Eckville Town Council adds guard dogs to Dog Control Bylaw

Council had a lot of discussion during the most recent meeting on Sept. 10.

Eckville Town Council met for its regular meeting Monday night to discuss a variety of items, including replacing the Dog Control Bylaw with an updated version.

The updated bylaw will allow for added definitions to differentiate between an “aggressive dog” a “domesticated dog” and a “guard dog”.

A guard dog will be defined in the updated bylaw as “a dog that is specifically trained, or, used primarily, for the purposes of guarding property, including residential, commercial or industrial property and must be registered as a Guard Dog in accordance with the bylaw.”

Whereas an aggressive dog will be “any dog that has been made the subject of an order under the Dangerous Dog Act.”

In both cases, a “dog” refers to a domesticated canine.

With the addition of the term guard dog, the Town of Eckville is also adding a need for a license specifically for the ownership of a guard dog.

According to the bylaw, the permit application for a guard dog is $100 and the licensing fee for the guard dog is $50.

Those seeking a license for a guard dog will have to follow guidelines set out by the Town, which includes proof of liability insurance “covering damage and personal injury caused by the guard dog, in an amount not less that $50,000.”

Further, the Town will inspect the property where the guard dog is to be used. This is to ensure “adequate measures are being taken to protect the health, welfare and safety of the general public.”

The adequacies could include, but are not limited to, proper fencing and signage.

The amended bylaw continues to say a guard dog must be leashed and muzzled when on a public street within Eckville.

Eckville Chief Administrative Officer Jack Ramsden says the concern about guard dogs came from a business in town that uses two guard dogs in the off hours.

“We looked and we didn’t find anything like this in other municipalities like Red Deer and wanted to make sure we address the concern,” Ramsden said.

The major concern with guard dogs, according to Ramsden, comes from the possibility of the dogs getting out of the property and attacking another animal or person.

“We have have had one instance where the guard dog of the business did get loose and ended up attacking another dog. Thankfully the dog made a full recovery, but we want to cover our bases,” he said.

The Dog Control Bylaw will be passed on to the Town’s animal control department as well as to the business currently using guard dogs in the off hours.

It is expected the bylaw will return to Council for a second and third reading later in October.

The Town of Eckville is also still searching for a new Director of Emergency Management (DEM). The previous DEM resigned from the position more than a year ago, leaving Ramsden as the acting DEM.

However, there is currently talk with Lacombe County of creating the position of Regional Director of Emergency Management.

Because of this, Eckville Council has decided to withhold advertising the position until more in known about the possibility of regional position.

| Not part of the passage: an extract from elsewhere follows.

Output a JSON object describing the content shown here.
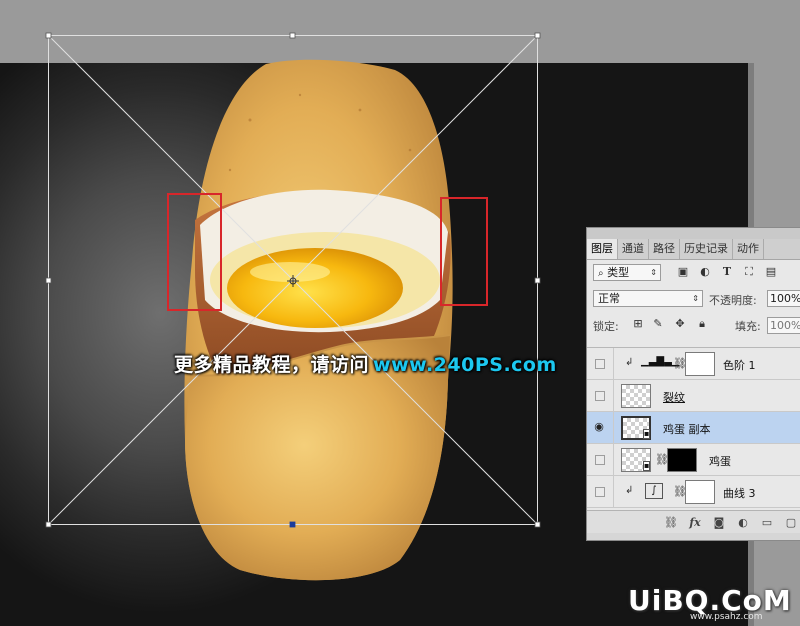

Eckville Town Council is also looking at possible avenues and options for garbage and recycling collection.

The Town currently has a contract in place, and has had the same contract for the last five years.

Ramsden says the current contract was only meant to last three years, but has been extended twice.

No decision has been made other than to look at possible options.

Eckville Town Council will meet for its next regular meeting on Sept. 24, which will include an public hearing on the amendments to the Land Use Bylaw for cannabis retail. The meeting is planned to being at 6 p.m. in the Town’s council chambers.